Insertion is a rare three-break rearrangement with an incidence of only 1/80,000, as reported in previous studies [15]. However, a submicroscopic insertion was found in each family included in this study. In family 1, a fragment of chromosome 19 was inserted into chromosome 10, while in family 2, a large fragment of chromosome 6 was inserted into chromosome 11. Type IV CCR configurations must have formed during the pachytene stage of meiosis for the carrier in family 1 (Fig. 1d) [1, 16]. The CCR with an inserted middle segment can produce new rearrangements and result in higher reproductive risk, increased unbalanced gamete production, and consequently, affected offspring. Our study indicates that chromosomal insertion might be much more common after the testing resolution is increased. As insertion itself can lead to the risk of spontaneous abortion and birth defects, the reproductive risk was found to be higher in this study than in the previous testing results showing a three-way translocation in family 1 and a simple translocation in family 2.

The identification of more submicroscopic chromosomal abnormalities might elucidate some unexplained spontaneous miscarriages and birth defects, and could provide a basis for accurate genetic counseling. However, improvement of testing sensitivity may also give rise to new problems in the interpretation of results and clinical genetic counseling, such as expressing the complexity of chromosomal structure rearrangement due to a lack of WGS based nomenclature, determining the pathogenicity of small fragments of CNV, and explaining alterations in the pattern of meiotic recombination due to cryptic genome structural rearrangements.

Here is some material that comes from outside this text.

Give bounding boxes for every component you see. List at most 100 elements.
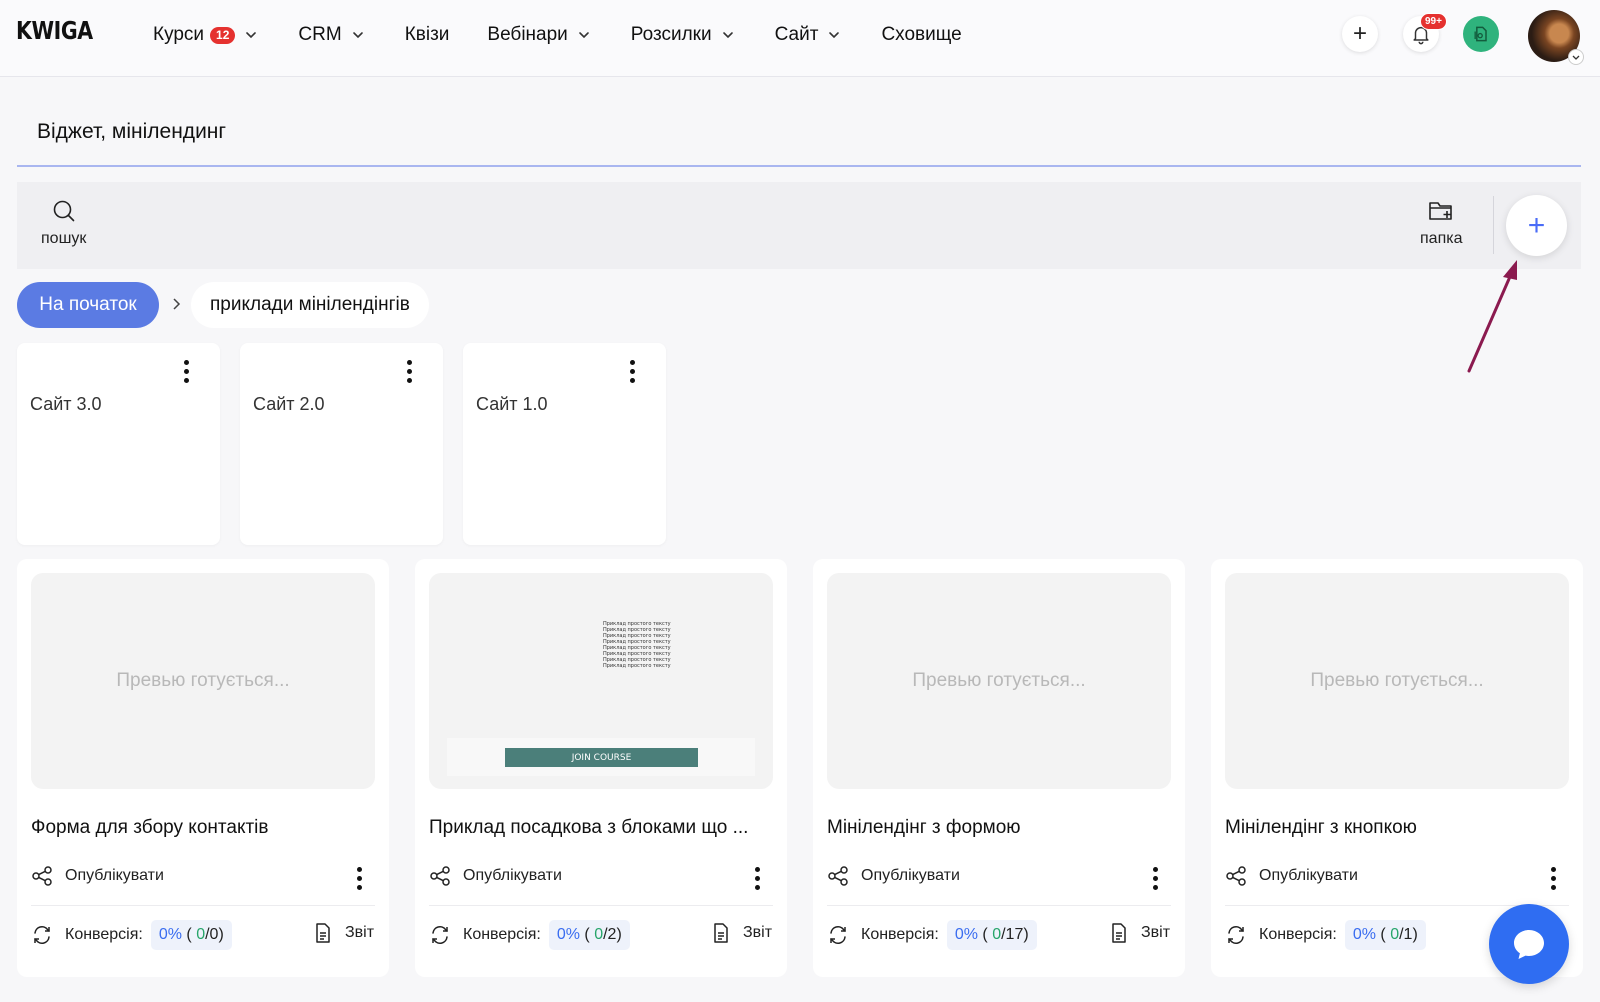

Thus, additional data on genome structural variations using WGS technique are needed to answer these questions.


In conclusion, we present two rare cases of ABCRs with cryptic insertion and minute imbalance structural abnormalities identified by whole-genome mate-pair sequencing. Our study showed that WGS breakpoint studies can facilitate improved understanding of complex genomic structural variations. In the future, the incidence of cryptic CCR should be investigated in a large cohort of ABCR carriers diagnosed by traditional G banding karyotype.